Black Family Stem Cell Institute BFSCI BFSCI

BFSCI Mission Statement

The Black Family Stem Cell Institute has been established at the Mount Sinai School of Medicine to create a comprehensive research program that fosters the study of stem cell biology. Research in stem cell biology hold great promise for developing new treatments for many diseases through replacement Rendl Lab of non-functional or malignant cell populations. Stem cells could potentially provide the basis for replacement therapies in diseases such as type I Diabetes, Parkinson, cardiovascular, and liver disease, and in cancers. Realization of these goals will require an understanding of the mechanisms responsible for the establishment of different organ systems in the embryo and for the maintenance of their function in the adult.

The community of stem cell biologists at Mount Sinai is committed to translating the great promise of stem cell biology to clinical advances at the bedside in a timely and safe manner.
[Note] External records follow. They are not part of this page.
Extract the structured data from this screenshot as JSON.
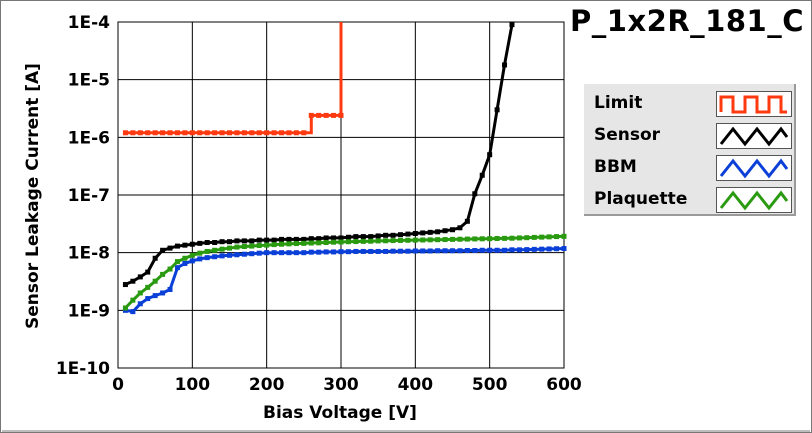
{
  "title": "P_1x2R_181_C",
  "legend": [
    {
      "label": "Limit",
      "color": "#ff3a10",
      "icon": "square-wave-icon"
    },
    {
      "label": "Sensor",
      "color": "#000000",
      "icon": "triangle-wave-icon"
    },
    {
      "label": "BBM",
      "color": "#0a3fd8",
      "icon": "triangle-wave-icon"
    },
    {
      "label": "Plaquette",
      "color": "#2a9a10",
      "icon": "triangle-wave-icon"
    }
  ],
  "chart_data": {
    "type": "line",
    "title": "P_1x2R_181_C",
    "xlabel": "Bias Voltage [V]",
    "ylabel": "Sensor Leakage Current [A]",
    "xlim": [
      0,
      600
    ],
    "ylim": [
      1e-10,
      0.0001
    ],
    "yscale": "log",
    "xticks": [
      0,
      100,
      200,
      300,
      400,
      500,
      600
    ],
    "xtick_labels": [
      "0",
      "100",
      "200",
      "300",
      "400",
      "500",
      "600"
    ],
    "yticks": [
      1e-10,
      1e-09,
      1e-08,
      1e-07,
      1e-06,
      1e-05,
      0.0001
    ],
    "ytick_labels": [
      "1E-10",
      "1E-9",
      "1E-8",
      "1E-7",
      "1E-6",
      "1E-5",
      "1E-4"
    ],
    "grid": true,
    "legend_position": "right",
    "series": [
      {
        "name": "Limit",
        "color": "#ff3a10",
        "step": true,
        "x": [
          10,
          20,
          30,
          40,
          50,
          60,
          70,
          80,
          90,
          100,
          110,
          120,
          130,
          140,
          150,
          160,
          170,
          180,
          190,
          200,
          210,
          220,
          230,
          240,
          250,
          260,
          270,
          280,
          290,
          300
        ],
        "y": [
          1.2e-06,
          1.2e-06,
          1.2e-06,
          1.2e-06,
          1.2e-06,
          1.2e-06,
          1.2e-06,
          1.2e-06,
          1.2e-06,
          1.2e-06,
          1.2e-06,
          1.2e-06,
          1.2e-06,
          1.2e-06,
          1.2e-06,
          1.2e-06,
          1.2e-06,
          1.2e-06,
          1.2e-06,
          1.2e-06,
          1.2e-06,
          1.2e-06,
          1.2e-06,
          1.2e-06,
          1.2e-06,
          2.4e-06,
          2.4e-06,
          2.4e-06,
          2.4e-06,
          2.4e-06
        ],
        "final_step": [
          300,
          0.0001
        ]
      },
      {
        "name": "Sensor",
        "color": "#000000",
        "x": [
          10,
          20,
          30,
          40,
          50,
          60,
          70,
          80,
          90,
          100,
          110,
          120,
          130,
          140,
          150,
          160,
          170,
          180,
          190,
          200,
          210,
          220,
          230,
          240,
          250,
          260,
          270,
          280,
          290,
          300,
          310,
          320,
          330,
          340,
          350,
          360,
          370,
          380,
          390,
          400,
          410,
          420,
          430,
          440,
          450,
          460,
          470,
          480,
          490,
          500,
          510,
          520,
          530
        ],
        "y": [
          2.8e-09,
          3.2e-09,
          3.8e-09,
          4.6e-09,
          8e-09,
          1.1e-08,
          1.2e-08,
          1.3e-08,
          1.35e-08,
          1.4e-08,
          1.45e-08,
          1.5e-08,
          1.5e-08,
          1.55e-08,
          1.55e-08,
          1.6e-08,
          1.6e-08,
          1.6e-08,
          1.65e-08,
          1.65e-08,
          1.65e-08,
          1.7e-08,
          1.7e-08,
          1.7e-08,
          1.7e-08,
          1.75e-08,
          1.75e-08,
          1.8e-08,
          1.8e-08,
          1.8e-08,
          1.85e-08,
          1.9e-08,
          1.9e-08,
          1.9e-08,
          1.95e-08,
          2e-08,
          2e-08,
          2.05e-08,
          2.1e-08,
          2.15e-08,
          2.2e-08,
          2.25e-08,
          2.3e-08,
          2.4e-08,
          2.5e-08,
          2.7e-08,
          3.5e-08,
          1.05e-07,
          2.2e-07,
          5e-07,
          3e-06,
          1.8e-05,
          9e-05
        ]
      },
      {
        "name": "BBM",
        "color": "#0a3fd8",
        "x": [
          10,
          20,
          30,
          40,
          50,
          60,
          70,
          80,
          90,
          100,
          110,
          120,
          130,
          140,
          150,
          160,
          170,
          180,
          190,
          200,
          210,
          220,
          230,
          240,
          250,
          260,
          270,
          280,
          290,
          300,
          310,
          320,
          330,
          340,
          350,
          360,
          370,
          380,
          390,
          400,
          410,
          420,
          430,
          440,
          450,
          460,
          470,
          480,
          490,
          500,
          510,
          520,
          530,
          540,
          550,
          560,
          570,
          580,
          590,
          600
        ],
        "y": [
          1e-09,
          9.5e-10,
          1.3e-09,
          1.6e-09,
          1.8e-09,
          2e-09,
          2.3e-09,
          5.5e-09,
          6.5e-09,
          7.2e-09,
          7.8e-09,
          8.2e-09,
          8.5e-09,
          8.8e-09,
          9e-09,
          9.2e-09,
          9.4e-09,
          9.6e-09,
          9.8e-09,
          1e-08,
          1e-08,
          1e-08,
          1e-08,
          1e-08,
          1e-08,
          1.02e-08,
          1.02e-08,
          1.03e-08,
          1.03e-08,
          1.04e-08,
          1.04e-08,
          1.05e-08,
          1.05e-08,
          1.05e-08,
          1.05e-08,
          1.05e-08,
          1.06e-08,
          1.06e-08,
          1.06e-08,
          1.07e-08,
          1.07e-08,
          1.07e-08,
          1.08e-08,
          1.08e-08,
          1.08e-08,
          1.08e-08,
          1.09e-08,
          1.09e-08,
          1.1e-08,
          1.1e-08,
          1.1e-08,
          1.1e-08,
          1.12e-08,
          1.12e-08,
          1.13e-08,
          1.14e-08,
          1.15e-08,
          1.16e-08,
          1.17e-08,
          1.18e-08
        ]
      },
      {
        "name": "Plaquette",
        "color": "#2a9a10",
        "x": [
          10,
          20,
          30,
          40,
          50,
          60,
          70,
          80,
          90,
          100,
          110,
          120,
          130,
          140,
          150,
          160,
          170,
          180,
          190,
          200,
          210,
          220,
          230,
          240,
          250,
          260,
          270,
          280,
          290,
          300,
          310,
          320,
          330,
          340,
          350,
          360,
          370,
          380,
          390,
          400,
          410,
          420,
          430,
          440,
          450,
          460,
          470,
          480,
          490,
          500,
          510,
          520,
          530,
          540,
          550,
          560,
          570,
          580,
          590,
          600
        ],
        "y": [
          1.1e-09,
          1.5e-09,
          2e-09,
          2.5e-09,
          3.2e-09,
          4.2e-09,
          5.2e-09,
          7e-09,
          8e-09,
          9e-09,
          9.8e-09,
          1.05e-08,
          1.1e-08,
          1.15e-08,
          1.2e-08,
          1.25e-08,
          1.28e-08,
          1.3e-08,
          1.33e-08,
          1.35e-08,
          1.38e-08,
          1.4e-08,
          1.42e-08,
          1.44e-08,
          1.45e-08,
          1.47e-08,
          1.48e-08,
          1.5e-08,
          1.52e-08,
          1.53e-08,
          1.55e-08,
          1.56e-08,
          1.57e-08,
          1.58e-08,
          1.6e-08,
          1.61e-08,
          1.62e-08,
          1.63e-08,
          1.64e-08,
          1.65e-08,
          1.66e-08,
          1.67e-08,
          1.68e-08,
          1.69e-08,
          1.7e-08,
          1.71e-08,
          1.72e-08,
          1.73e-08,
          1.74e-08,
          1.75e-08,
          1.76e-08,
          1.77e-08,
          1.78e-08,
          1.8e-08,
          1.82e-08,
          1.84e-08,
          1.86e-08,
          1.88e-08,
          1.9e-08,
          1.92e-08
        ]
      }
    ]
  }
}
Both embryonic and tissue restricted adult stem cells will be investigated in an environment where interdisciplinary collaborations are encouraged, and facilitated. The ultimate goal of scientists at the Black Family Stem Cell Institute is to improve our understanding of the behavior of stem cell in order to manipulate their fate for the treatment of human diseases.

The Black Family Stem Cell Institute will include research on embryonic and adult stem cells. Given that embryonic stem (ES) cells are of early embryonic origin and have the potential to generate any cell type in the body, scientists at the Black Family Stem Cell Institute are committed to understanding the mechanisms that govern lineage induction, tissue specification and development in the normal embryo, with the goal of duplicating these processes in the ES Cell system. Adult stem cells are essential for the replacement of cells with finite life span and for the maintenance of tissues.

While the best characterized adult stem cells are those of the hematopoietic system, studies in recent years have provided strong evidence for the existence of stem cells in many other tissues, including the liver, skeletal muscle, brain and skin.

By integrating the biology of ES cells, embryonic development and adult stem cells, scientists will focus on building and /or expanding expertise in a number of different areas, including the hematopietic, cardiac, skeletal muscle, hepatocyte and pancreas systems.

Existing strengths in the biological research of several stem cell systems as well as expertise in bone marrow, liver and kidney transplantation in the clinic place Mount Sinai in a strong position to develop a broad stem cell program. The goal of the Black Family Stem Cell Institute is to realize such promise.